The husband of Asia Bibi, the Christian woman recently freed from death row in Pakistan, is pleading for President Donald Trump and other Western leaders to grant his family asylum, as fears for her life persist.
In a brief video message seen by Reuters, Ashiq Masih also begged Canada and the U.K. to consider opening their doors to the persecuted mother of five, who is now believed to be living in terror at an undisclosed location in Pakistan.
“I am requesting the President of the United States Donald Trump to help us exit from Pakistan,” Masih reportedly said. “I also request the Prime Minister of the United Kingdom to help us, I also request the Prime Minister of Canada.” (RELATED: Britain Pressures Pakistan To Repeal Blasphemy Laws As Pakistan Celebrates Independence From Britain)

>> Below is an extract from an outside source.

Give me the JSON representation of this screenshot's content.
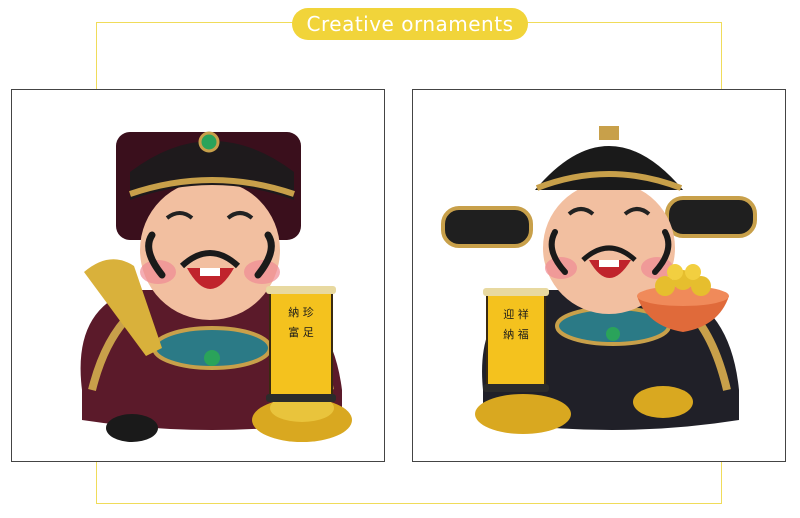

Asia Bibi was acquitted last week by the Supreme Court of Pakistan of allegedly insulting Mohammed in 2009, which is a capital offense in Pakistan. She was accused of the crime by Muslim women from her small rural village outside of Lahore, Pakistan, who allegedly claimed she mocked Islam and its prophet during a quarrel over a cup of water.
When the other women refused to drink after her, saying that her faith had made the cup “unclean,” Bibi claimed to have responded, “I’m not going to convert. I believe in my religion and in Jesus Christ, who died on the cross for the sins of mankind. What did your Prophet Mohammed ever do to save mankind? And why should it be me that converts instead of you?” (RELATED: Andrew Brunson’s US Pastor Describes What It Was Like Inside Turkish Courtroom)
Within days, Bibi was set upon by a mob of enraged Muslims, who beat her viciously and brought her before the village cleric, who demanded she convert to Islam or be killed. Bibi, a Roman Catholic whose family was the only Christian one in her village, refused, but begged for mercy. Pakistani police escorted her to prison, and she was eventually charged with the crime. She remained on death row in a windowless, 8-by-10-foot cell in Lahore for nearly a decade.
Since her acquittal, violent protests have erupted across Pakistan, bringing parts of the country “to a standstill,” according to the New York Times. Fearing for his family’s safety, Bibi’s lawyer Saiful Malook has fled to Europe. In an attempt to placate the violent Islamist mobs, Pakistan’s prime minister Imran Khan has agreed to bar Bibi from leaving the country until the extremist group, Tehreek-e-Labbaik Pakistan, can appeal the verdict.
Wilson Chowdry, the chairman of the British Pakistani Christian Association, has said that keeping Bibi from leaving Pakistan is equivalent to “signing her death warrant.” Saroop Ijaz, a Pakistani lawyer, told the Times that “the stakes attached to Ms. Bibi’s case are extremely high.”